The Brooks County region, home to both the county seat of Falfurrias and a brick Classical Revival courthouse completed in 1914, encompasses a rich, south Texas history. The oldest permanent settlement in Brooks County was actually established eighty-one years before the county’s creation. Los Olmos, located at the southwest corner of El Paisano Land Grant given to Ramon de la Garza in 1830 by the Mexican State of Tamaulipas, served a region settled originally by ranchers from Northern Mexico. By the turn of the century, however, the realignment of land ownership and the arrival of the railroads transformed the region dramatically, ushering in an era of cattle and agriculture shipping points, cotton gins, dairy and citrus farms, and, ultimately, oil and gas production.
Carved out of neighboring Hidalgo, Starr and Zapata counties, Brooks County was created on March 11, 1911 and named in honor of James Abijah Brooks. Brooks helped marshal the formation of the county through the Texas State Legislature. He served as Captain of the Texas Rangers, as a member of state government during the county’s formation, and finally as Brooks County judge. Arriving from his birthplace of Kentucky in 1876, Brooks worked as a cattle driver and rancher until his service in the Texas Rangers, a stint that exposed him to one of the more troublesome conflicts of the day – cattle rustling. As member of the Texas Legislature, he would also witness first-hand the opposition in establishing the county’s boundaries by appropriating lands from surrounding counties unwilling to lose tax revenues without a fight. But Brooks, an ardent advocate for the new county, proved victorious. Once Falfurrias was selected as the county seat, the construction of a new courthouse followed in 1913-14.
The Brooks County courthouse was designed by Alfred Giles, the British-born architect who had established a practice in San Antonio and eventually designed eleven Texas courthouses, seven of which survive today. Giles designed during a period of significant architectural transition for the country. The Victorian era was at its end and the characteristics of modernism, the movement that would permanently alter and define design in the 20th century, was on the rise. The Brooks County courthouse reflects the security of the familiar in its Classical Revival style exterior while suggesting the rise of simple, streamlined design in its interior spaces.

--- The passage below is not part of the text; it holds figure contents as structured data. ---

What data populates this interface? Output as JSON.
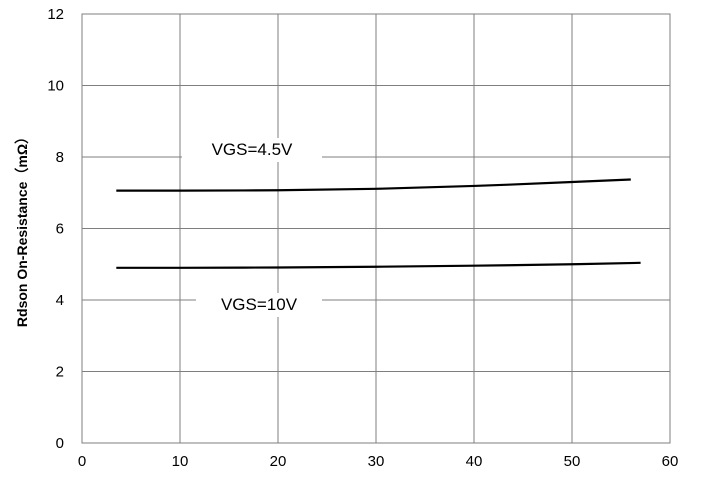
{
  "chart_data": {
    "type": "line",
    "title": "",
    "xlabel": "",
    "ylabel": "Rdson On-Resistance（mΩ）",
    "xlim": [
      0,
      60
    ],
    "ylim": [
      0,
      12
    ],
    "x_ticks": [
      "0",
      "10",
      "20",
      "30",
      "40",
      "50",
      "60"
    ],
    "y_ticks": [
      "0",
      "2",
      "4",
      "6",
      "8",
      "10",
      "12"
    ],
    "grid": true,
    "series": [
      {
        "name": "VGS=4.5V",
        "x": [
          3.5,
          10,
          20,
          30,
          40,
          50,
          56
        ],
        "y": [
          7.06,
          7.06,
          7.07,
          7.11,
          7.19,
          7.3,
          7.37
        ]
      },
      {
        "name": "VGS=10V",
        "x": [
          3.5,
          10,
          20,
          30,
          40,
          50,
          57
        ],
        "y": [
          4.9,
          4.9,
          4.91,
          4.93,
          4.96,
          5.0,
          5.04
        ]
      }
    ]
  }
}
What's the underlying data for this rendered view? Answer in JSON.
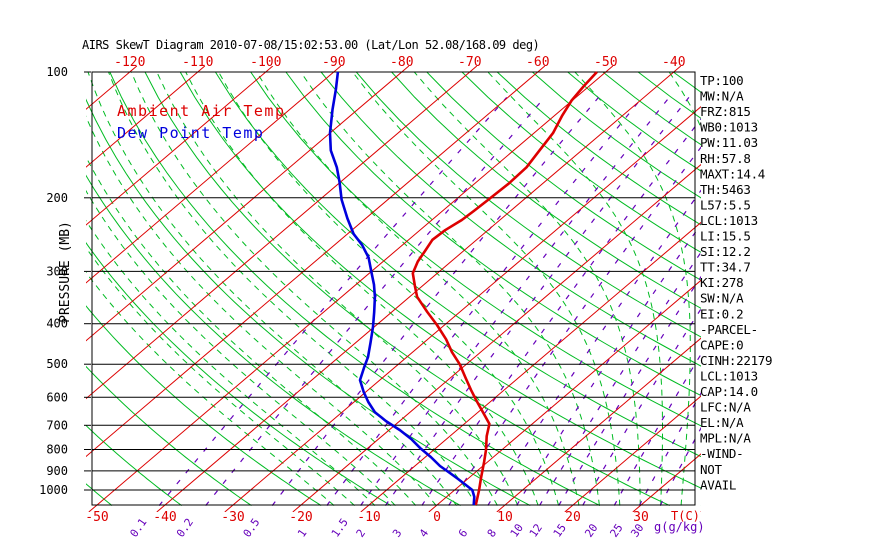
{
  "title": "AIRS SkewT Diagram 2010-07-08/15:02:53.00 (Lat/Lon 52.08/168.09 deg)",
  "legend": {
    "ambient": "Ambient Air Temp",
    "dewpoint": "Dew Point Temp"
  },
  "axes": {
    "pressure_axis_label": "PRESSURE (MB)",
    "pressure_ticks": [
      100,
      200,
      300,
      400,
      500,
      600,
      700,
      800,
      900,
      1000
    ],
    "top_temperature_labels": [
      -120,
      -110,
      -100,
      -90,
      -80,
      -70,
      -60,
      -50,
      -40
    ],
    "bottom_temperature_labels": [
      -50,
      -40,
      -30,
      -20,
      -10,
      0,
      10,
      20,
      30
    ],
    "temperature_unit_label": "T(C)",
    "mixing_ratio_labels": [
      0.1,
      0.2,
      0.5,
      1,
      1.5,
      2,
      3,
      4,
      6,
      8,
      10,
      12,
      15,
      20,
      25,
      30
    ],
    "mixing_ratio_unit_label": "g(g/kg)"
  },
  "stats_panel": {
    "lines": [
      "TP:100",
      "MW:N/A",
      "FRZ:815",
      "WB0:1013",
      "PW:11.03",
      "RH:57.8",
      "MAXT:14.4",
      "TH:5463",
      "L57:5.5",
      "LCL:1013",
      "LI:15.5",
      "SI:12.2",
      "TT:34.7",
      "KI:278",
      "SW:N/A",
      "EI:0.2",
      "-PARCEL-",
      "CAPE:0",
      "CINH:22179",
      "LCL:1013",
      "CAP:14.0",
      "LFC:N/A",
      "EL:N/A",
      "MPL:N/A",
      "-WIND-",
      "NOT",
      "AVAIL"
    ]
  },
  "colors": {
    "isotherm": "#dd0000",
    "dry_adiabat": "#00bb22",
    "moist_adiabat": "#00bb22",
    "mixing_ratio": "#6600bb",
    "temperature_curve": "#dd0000",
    "dewpoint_curve": "#0000dd",
    "grid": "#000000",
    "label_red": "#dd0000",
    "label_purple": "#6600bb"
  },
  "chart_data": {
    "type": "line",
    "title": "AIRS SkewT Diagram 2010-07-08/15:02:53.00 (Lat/Lon 52.08/168.09 deg)",
    "xlabel": "Temperature (C) on skewed axis",
    "ylabel": "PRESSURE (MB)",
    "y_scale": "log-inverted",
    "pressure_range_mb": [
      100,
      1086
    ],
    "grid": "pressure lines every 100 mb",
    "legend_position": "top-left inside plot",
    "background_families": {
      "isotherms_c": {
        "from": -130,
        "to": 40,
        "step": 10,
        "style": "solid red"
      },
      "dry_adiabats_theta_k": {
        "from": 210,
        "to": 460,
        "step": 10,
        "style": "solid green"
      },
      "moist_adiabats_surface_t_c": {
        "from": -15,
        "to": 39,
        "step": 3,
        "style": "dashed green"
      },
      "mixing_ratio_g_kg": [
        0.1,
        0.2,
        0.5,
        1,
        1.5,
        2,
        3,
        4,
        6,
        8,
        10,
        12,
        15,
        20,
        25,
        30
      ]
    },
    "series": [
      {
        "name": "Ambient Air Temp",
        "points_p_t": [
          [
            100,
            -51.3
          ],
          [
            108,
            -50.8
          ],
          [
            117,
            -50.1
          ],
          [
            127,
            -48.9
          ],
          [
            140,
            -47.2
          ],
          [
            154,
            -46.2
          ],
          [
            169,
            -45.2
          ],
          [
            185,
            -45.0
          ],
          [
            202,
            -45.2
          ],
          [
            215,
            -45.4
          ],
          [
            226,
            -45.6
          ],
          [
            239,
            -46.3
          ],
          [
            252,
            -46.5
          ],
          [
            269,
            -45.6
          ],
          [
            284,
            -44.9
          ],
          [
            303,
            -43.6
          ],
          [
            325,
            -41.1
          ],
          [
            345,
            -38.9
          ],
          [
            375,
            -34.8
          ],
          [
            403,
            -31.1
          ],
          [
            436,
            -27.3
          ],
          [
            468,
            -24.2
          ],
          [
            500,
            -21.0
          ],
          [
            540,
            -17.7
          ],
          [
            576,
            -14.9
          ],
          [
            609,
            -12.4
          ],
          [
            654,
            -9.1
          ],
          [
            695,
            -6.3
          ],
          [
            743,
            -4.6
          ],
          [
            802,
            -2.3
          ],
          [
            857,
            -0.5
          ],
          [
            936,
            1.8
          ],
          [
            1000,
            3.6
          ],
          [
            1086,
            5.7
          ]
        ]
      },
      {
        "name": "Dew Point Temp",
        "points_p_t": [
          [
            100,
            -89.4
          ],
          [
            110,
            -86.7
          ],
          [
            123,
            -83.7
          ],
          [
            140,
            -80.0
          ],
          [
            154,
            -76.9
          ],
          [
            169,
            -73.1
          ],
          [
            183,
            -70.2
          ],
          [
            202,
            -66.8
          ],
          [
            224,
            -62.7
          ],
          [
            244,
            -59.1
          ],
          [
            259,
            -56.0
          ],
          [
            278,
            -52.8
          ],
          [
            301,
            -49.9
          ],
          [
            323,
            -47.3
          ],
          [
            345,
            -45.1
          ],
          [
            375,
            -42.6
          ],
          [
            407,
            -40.2
          ],
          [
            443,
            -37.9
          ],
          [
            481,
            -35.7
          ],
          [
            511,
            -34.4
          ],
          [
            546,
            -32.9
          ],
          [
            583,
            -30.3
          ],
          [
            616,
            -27.9
          ],
          [
            651,
            -25.2
          ],
          [
            684,
            -22.0
          ],
          [
            719,
            -18.4
          ],
          [
            755,
            -15.2
          ],
          [
            794,
            -12.3
          ],
          [
            834,
            -9.2
          ],
          [
            876,
            -6.3
          ],
          [
            911,
            -3.6
          ],
          [
            941,
            -1.4
          ],
          [
            973,
            0.8
          ],
          [
            1000,
            2.6
          ],
          [
            1039,
            4.1
          ],
          [
            1086,
            5.4
          ]
        ]
      }
    ]
  }
}
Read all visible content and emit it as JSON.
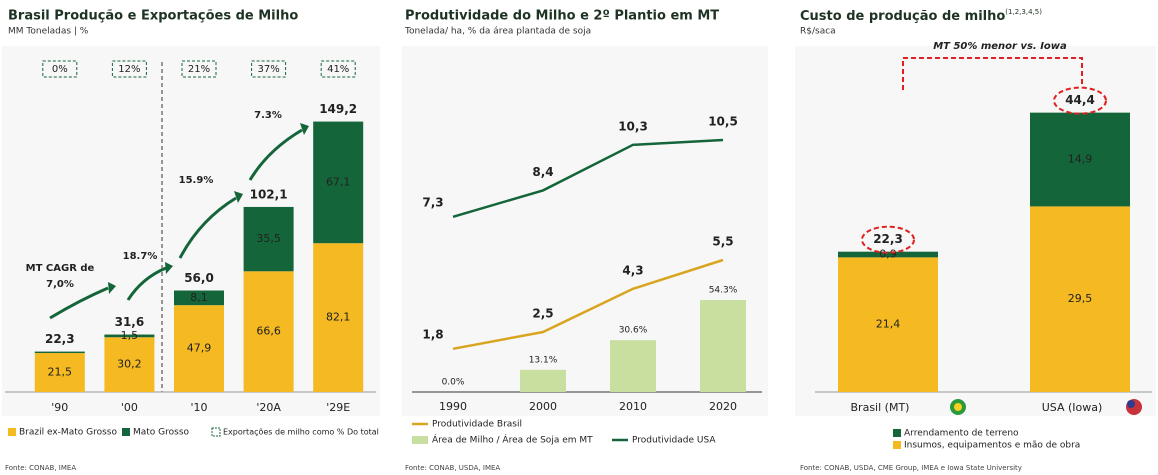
{
  "chart_data": [
    {
      "type": "bar",
      "stacked": true,
      "title": "Brasil Produção e Exportações de Milho",
      "subtitle": "MM Toneladas | %",
      "categories": [
        "'90",
        "'00",
        "'10",
        "'20A",
        "'29E"
      ],
      "series": [
        {
          "name": "Brazil ex-Mato Grosso",
          "color": "#f5b921",
          "values": [
            21.5,
            30.2,
            47.9,
            66.6,
            82.1
          ],
          "value_labels": [
            "21,5",
            "30,2",
            "47,9",
            "66,6",
            "82,1"
          ]
        },
        {
          "name": "Mato Grosso",
          "color": "#14653a",
          "values": [
            0.8,
            1.5,
            8.1,
            35.5,
            67.1
          ],
          "value_labels": [
            null,
            "1,5",
            "8,1",
            "35,5",
            "67,1"
          ]
        }
      ],
      "totals": {
        "values": [
          22.3,
          31.6,
          56.0,
          102.1,
          149.2
        ],
        "value_labels": [
          "22,3",
          "31,6",
          "56,0",
          "102,1",
          "149,2"
        ]
      },
      "export_share": {
        "name": "Exportações de milho como % Do total",
        "values": [
          0,
          12,
          21,
          37,
          41
        ],
        "value_labels": [
          "0%",
          "12%",
          "21%",
          "37%",
          "41%"
        ]
      },
      "annotations": [
        "MT CAGR de",
        "7,0%",
        "18.7%",
        "15.9%",
        "7.3%"
      ],
      "ylim": [
        0,
        160
      ],
      "source": "Fonte: CONAB, IMEA"
    },
    {
      "type": "line",
      "title": "Produtividade do Milho e 2º Plantio em MT",
      "subtitle": "Tonelada/ ha, % da área plantada de soja",
      "categories": [
        "1990",
        "2000",
        "2010",
        "2020"
      ],
      "series": [
        {
          "name": "Produtividade Brasil",
          "type": "line",
          "color": "#d9a520",
          "values": [
            1.8,
            2.5,
            4.3,
            5.5
          ],
          "value_labels": [
            "1,8",
            "2,5",
            "4,3",
            "5,5"
          ]
        },
        {
          "name": "Área de Milho / Área de Soja em MT",
          "type": "bar",
          "axis": "y2",
          "color": "#c9dfa0",
          "values": [
            0.0,
            13.1,
            30.6,
            54.3
          ],
          "value_labels": [
            "0.0%",
            "13.1%",
            "30.6%",
            "54.3%"
          ]
        },
        {
          "name": "Produtividade USA",
          "type": "line",
          "color": "#14653a",
          "values": [
            7.3,
            8.4,
            10.3,
            10.5
          ],
          "value_labels": [
            "7,3",
            "8,4",
            "10,3",
            "10,5"
          ]
        }
      ],
      "ylim": [
        0,
        12
      ],
      "y2lim": [
        0,
        170
      ],
      "source": "Fonte: CONAB, USDA, IMEA"
    },
    {
      "type": "bar",
      "stacked": true,
      "title": "Custo de produção de milho",
      "title_note": "(1,2,3,4,5)",
      "subtitle": "R$/saca",
      "categories": [
        "Brasil (MT)",
        "USA (Iowa)"
      ],
      "series": [
        {
          "name": "Insumos, equipamentos e mão de obra",
          "color": "#f5b921",
          "values": [
            21.4,
            29.5
          ],
          "value_labels": [
            "21,4",
            "29,5"
          ]
        },
        {
          "name": "Arrendamento de terreno",
          "color": "#14653a",
          "values": [
            0.9,
            14.9
          ],
          "value_labels": [
            "0,9",
            "14,9"
          ]
        }
      ],
      "totals": {
        "values": [
          22.3,
          44.4
        ],
        "value_labels": [
          "22,3",
          "44,4"
        ]
      },
      "annotations": [
        "MT 50% menor vs. Iowa"
      ],
      "ylim": [
        0,
        48
      ],
      "source": "Fonte: CONAB, USDA, CME Group, IMEA e Iowa State University"
    }
  ]
}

The courthouse also acquired two cornerstones. The Brooks County Cornerstone features the inscribed names of county officials, the architect and the contractor and holds two copies of the local paper El Burro along with some U.S. and Mexican coins. The Masonic cornerstone received an anointment of the “Corn of Nourishment”, the “Wine of Refreshment”, and the “Oil of Joy”, courtesy of the local Masonic Lodge, as incentives toward the welfare and prosperity of Brooks County, encouragement as valuable in the 21st century as it was in 1914.
Restoration on the courthouse, designed in the Beaux Arts style of early 20th century Revival architecture, began in 2000 courtesy of a grant from the Texas Historical Commission’s Historic Courthouse Preservation Program. Although the exterior of the courthouse had undergone minimal changes over the decades, the interior required extensive work to return the courthouse to its original 1914 appearance. While regulations required some modern necessities to remain and were upgraded (elevators, ADA restrooms, etc.), much of the original details returned to their 1914 iteration including the original scale of the district courtroom, its balcony and seating, and original wall, floor and ceiling finishes. Oak jury seating, period light fixtures, wood doors and trim, and the replacement of aluminum windows with wood completed the Brooks County courthouse transformation from a modified historic structure back to its original, iconic state.